Зонтики пришли в движение: министры, депутаты и послы потянулись к аэровокзалу, в дверях которого скрылись Чемберлен и сопровождавшая его свита. Темные, залитые дождем окна вокзала вдруг засветились ослепительно ярко, точно внутри вспыхнуло солнце: зажглись прожекторы, чтобы запечатлеть на пленку возвращение премьер-министра на родину.

Вслед за другими Антон протиснулся в зал, где в самом центре сгрудилось вокруг премьер-министра его окружение. Залитые светом долговязые, узкоплечие старички, теперь уже без зонтиков и шляп, растерянно улыбались перед кинокамерами. Двигаясь за спинами дипломатов, Антон подошел к Хэмпсону. Тот стоял, глазея на съемку. Увидев Антона, Хэмпсон обрадованно пожал ему руку и спросил, как он поживает.

– Файн (прекрасно), – ответил Антон почти автоматически. – Прекрасно, несмотря ни на что.

– Вы хотите сказать: несмотря на все, что происходит?

Антон озадаченно взглянул на англичанина. Действительно, он чувствовал себя достаточно хорошо, чтобы ответить обычным английским «файн» на обычный при встречах вопрос: «Хау а ю?», хотя в этой обстановке, когда война уже несколько недель ожидалась со дня на день, чувствовать себя «прекрасно» казалось немыслимым.
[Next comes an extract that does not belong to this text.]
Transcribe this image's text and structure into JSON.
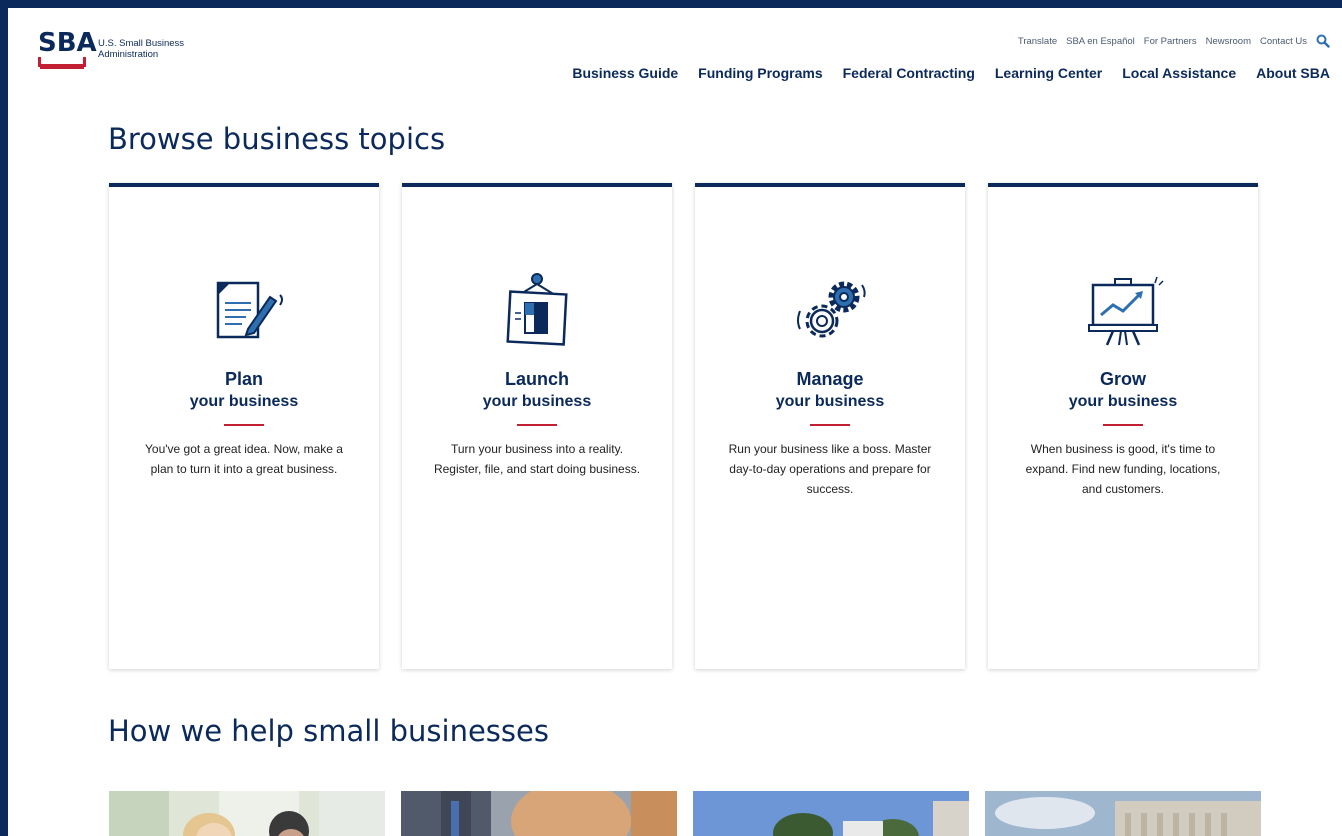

В напряженно-нервной атмосфере становилось все беспокойнее и тягостнее, словно перед грозой в жаркое и сухое лето, и никуда нельзя было убежать и негде укрыться. И все же, несмотря на то, что люди ждали войны, боялись ее, метались в беспокойстве и тревоге, они продолжали жить по-прежнему: ели, пили, спали, любили, ненавидели и страдали пока больше от мелких неприятностей текущей жизни, чем от грядущей войны, занимавшей их мысли.

– Странно, но я действительно чувствую себя прекрасно, несмотря ни на что, – повторил Антон.

– А как поживает миссис Грач?

Бесстрастный тон, каким был задан этот вопрос, плохо скрывал нетерпение Хэмпсона.

– Не знаю, Хью, она задержалась с мужем в Женеве, хотя мы уже ждем их в Лондоне…

Хэмпсон кисло улыбнулся. Он выглядел усталым и явно недовольным.

– Трудно было? – сочувственно спросил Антон.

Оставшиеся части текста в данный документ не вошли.